My Experience with Forgiveness Mar 11, 2009 7:23:29 GMT -8
Post by Susan Peabody on Mar 11, 2009 7:23:29 GMT -8
If you decide that forgiveness is for you, it might be helpful to realize that letting go of anger does not mean you have to like the person who hurt you or continue to let that person persecute you. Actually, you don’t even have to be around people who hurt you if you don’t want to.
For years I attended a church where another member absolutely hated me. I loved to talk about my involvement in 12-step programs and she was so narrow-minded that she spoke up against me. “I am tired of hearing about those steps,” she used to say. One day she berated me at a committee meeting and I quietly left. I went home and wrote a letter to the pastor tending my resignation on the committee. I ended the letter with the lines, “You know, Christ asks us to love our neighbors and our enemies alike, but some people you just have to love from a distance.”

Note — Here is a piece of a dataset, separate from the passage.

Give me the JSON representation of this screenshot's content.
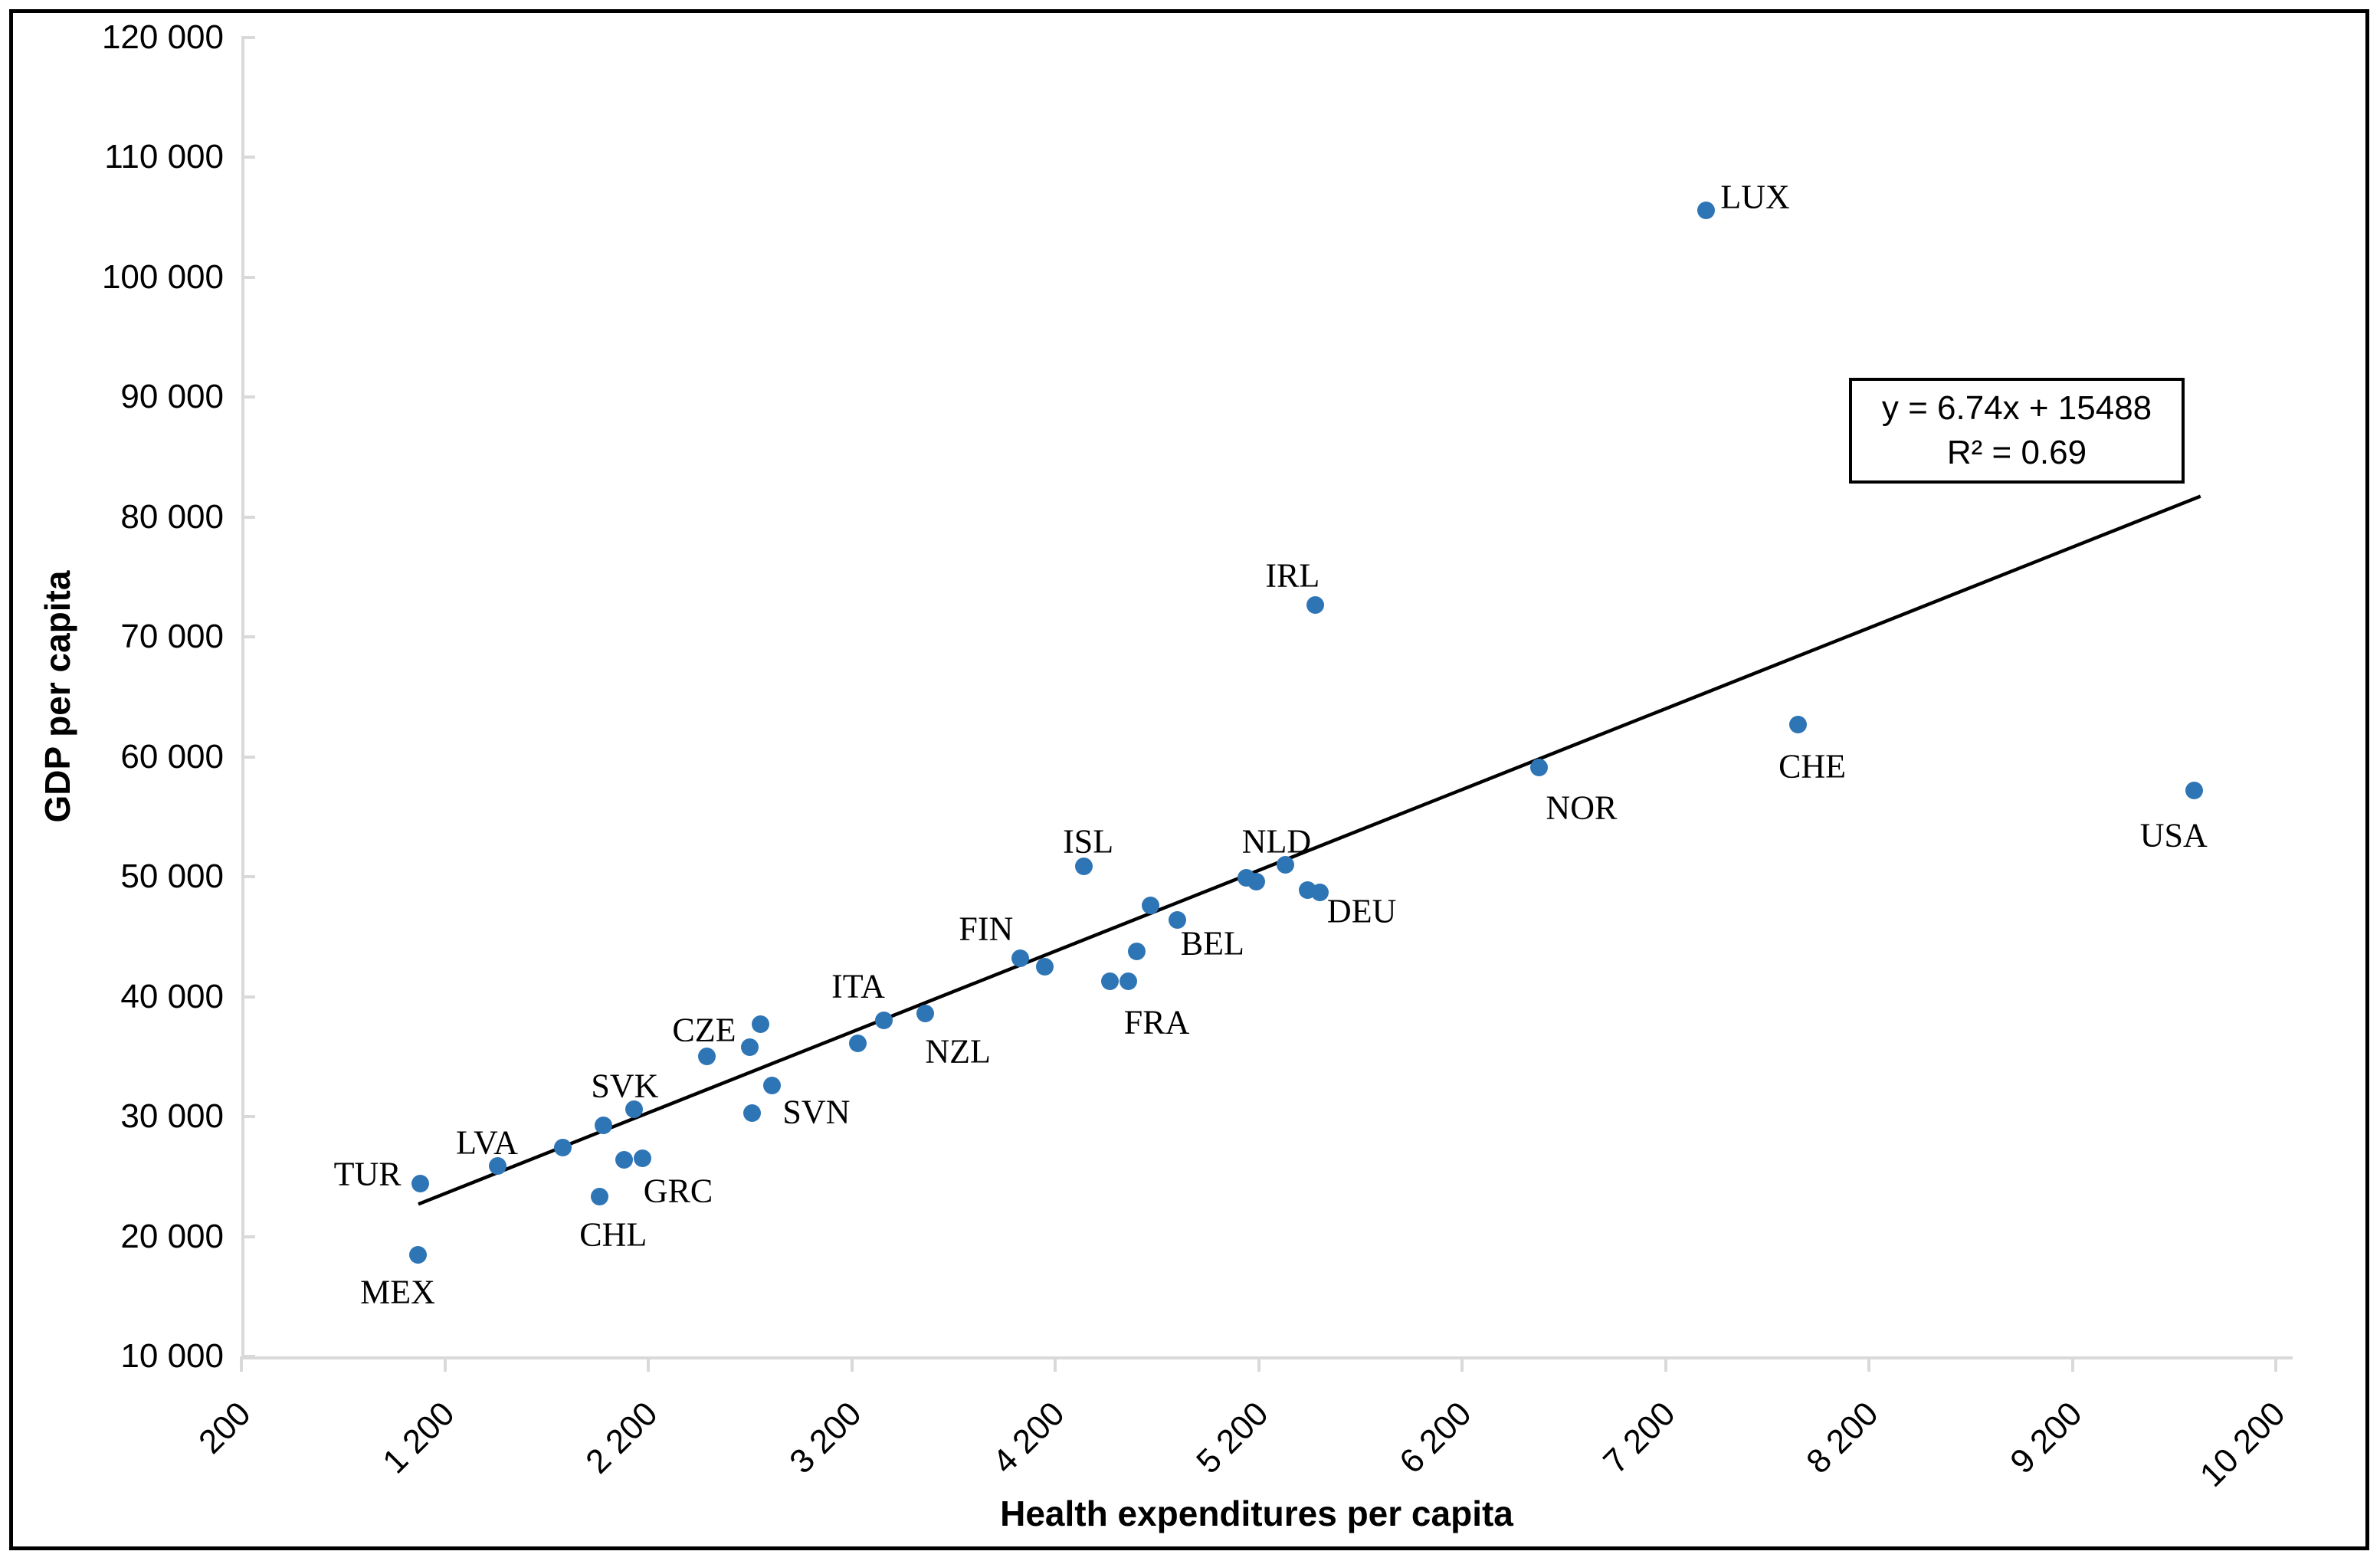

Furthermore, forgiveness is not a constant state. It ebbs and flows like the tide. Sometimes you feel good about those who hurt you, and other times you feel the anger all over again. But this doesn’t mean you have not progressed. I’ve found that, as long as I ask God for the strength to release my anger, or announce it in my support group that I am going to “turn it over,” or tell my therapist I am really tired of these resentments and want them to go away, the anger comes less and less often.
Please note, despite my own personal feelings about the value of forgiveness as a therapeutic and healing device, and the right moral choice for me, I feel strongly that it is a very personal choice and that no one should be told to forgive when they’re not ready. They shouldn’t be shamed by others, and they should not shame themselves. They should just push themselves gently in the right direction.